The Henson Journals
Wed 14 October 1908 to Sat 17 October 1908
Volume 16, Pages 371 to 372
[371]
Wednesday, October 14th, 1908.
This morning Sir Kenneth Muir Mackenzie came to see me with respect to our Petition to the King. He suggested that we should send in our case as concisely as possible: that the Dean should do the same: that the Lord Chancellor shd determine the questions submitted & report to H.M., who thereupon shd write to us a letter quâ Visitor settling everything. I told him that this was precisely what we desired.
Pearce came to see me, & we walked together. He says that 'Truth' had got told of my refusing the Oxford Professorship.
My wife & I dined at the Ladies' Club in Grosvenor Street with the Parker Smiths. It was a family party gathered [to] bid farewell to Wilmot Parker Smith; who starts for India tomorrow.

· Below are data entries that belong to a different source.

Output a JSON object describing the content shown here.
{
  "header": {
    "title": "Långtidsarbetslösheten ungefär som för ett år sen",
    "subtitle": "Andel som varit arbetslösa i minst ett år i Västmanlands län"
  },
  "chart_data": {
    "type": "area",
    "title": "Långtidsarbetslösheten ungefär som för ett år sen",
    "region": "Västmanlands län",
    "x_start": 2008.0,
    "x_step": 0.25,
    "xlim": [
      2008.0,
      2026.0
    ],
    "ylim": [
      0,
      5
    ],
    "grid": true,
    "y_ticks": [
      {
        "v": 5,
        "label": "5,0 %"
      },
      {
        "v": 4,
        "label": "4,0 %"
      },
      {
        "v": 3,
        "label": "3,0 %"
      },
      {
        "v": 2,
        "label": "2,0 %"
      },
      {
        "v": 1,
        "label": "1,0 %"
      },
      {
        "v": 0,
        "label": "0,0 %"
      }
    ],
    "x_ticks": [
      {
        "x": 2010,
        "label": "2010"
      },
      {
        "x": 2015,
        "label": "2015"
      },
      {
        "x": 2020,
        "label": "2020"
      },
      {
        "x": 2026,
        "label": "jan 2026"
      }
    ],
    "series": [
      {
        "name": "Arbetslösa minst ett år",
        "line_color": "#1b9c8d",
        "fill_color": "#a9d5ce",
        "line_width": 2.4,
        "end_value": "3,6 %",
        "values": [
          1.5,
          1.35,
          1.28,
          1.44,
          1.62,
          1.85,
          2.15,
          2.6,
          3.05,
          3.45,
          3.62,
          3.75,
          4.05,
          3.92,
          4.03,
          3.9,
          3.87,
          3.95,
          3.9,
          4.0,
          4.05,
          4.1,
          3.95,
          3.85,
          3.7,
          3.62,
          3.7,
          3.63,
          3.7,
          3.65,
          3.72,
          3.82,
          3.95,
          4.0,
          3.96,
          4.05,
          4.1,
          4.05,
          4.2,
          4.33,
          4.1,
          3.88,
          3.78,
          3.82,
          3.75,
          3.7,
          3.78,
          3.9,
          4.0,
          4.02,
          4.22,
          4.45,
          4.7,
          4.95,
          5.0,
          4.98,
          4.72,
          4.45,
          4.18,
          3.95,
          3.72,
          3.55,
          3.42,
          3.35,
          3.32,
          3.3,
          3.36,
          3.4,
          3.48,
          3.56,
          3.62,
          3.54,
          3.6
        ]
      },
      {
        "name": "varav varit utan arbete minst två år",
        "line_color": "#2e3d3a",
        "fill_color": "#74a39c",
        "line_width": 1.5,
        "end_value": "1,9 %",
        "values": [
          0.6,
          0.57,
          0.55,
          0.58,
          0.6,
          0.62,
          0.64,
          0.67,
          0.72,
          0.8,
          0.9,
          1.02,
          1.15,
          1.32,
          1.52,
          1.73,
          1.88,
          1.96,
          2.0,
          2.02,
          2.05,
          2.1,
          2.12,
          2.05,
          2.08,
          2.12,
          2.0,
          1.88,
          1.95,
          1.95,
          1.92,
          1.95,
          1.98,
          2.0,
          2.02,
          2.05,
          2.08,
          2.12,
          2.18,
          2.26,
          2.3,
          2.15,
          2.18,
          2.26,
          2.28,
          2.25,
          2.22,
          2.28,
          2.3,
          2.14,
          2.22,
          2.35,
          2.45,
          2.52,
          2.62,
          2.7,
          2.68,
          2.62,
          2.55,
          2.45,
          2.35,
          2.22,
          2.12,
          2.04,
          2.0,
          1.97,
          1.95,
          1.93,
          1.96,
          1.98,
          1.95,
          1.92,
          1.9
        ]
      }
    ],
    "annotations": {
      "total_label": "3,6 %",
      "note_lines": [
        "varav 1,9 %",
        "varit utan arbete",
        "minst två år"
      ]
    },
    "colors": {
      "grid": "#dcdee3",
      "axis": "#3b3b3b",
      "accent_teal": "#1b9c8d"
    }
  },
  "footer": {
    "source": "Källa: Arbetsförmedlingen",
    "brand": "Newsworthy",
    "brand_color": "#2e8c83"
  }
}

A consignment of books arrived from Sotheran's including Baxter's Breviate on his Wife, and the Camden Society's edition of Bp. Cartwright's 'Diary'.
[372] [symbol]
I wrote a short review of Sir Oliver Lodge's new book "Man & the Universe". It is really for the most part a rechauffé [sic] of Hibbert Journal Articles. This review appeared in the 'Daily Graphic' on Saturday, the 17th Oct. On that day I attended the luncheon in Gray's Inn Hall, which the Benchers gave in order to celebrate the 300th anniversary of Bacon's Treasurership. There was a great gathering of legal & literary luminaries. Of ecclesiastics I observed none but the Master of the Temple, Cunningham, the Preacher of the Inn, the Bishop of Exeter, Headlam, & three Canons of Westminster (Wilberforce, Henson, Beeching). I sat between Mr Russell K.C., & Mr Pomeroy A.R.A., opposite to me was Sidney Lee. The only speeches were an Oration on Bacon by the Treasurer, Mr Duke K.C., and a brief reply to the toast of the guests of the American Ambassador.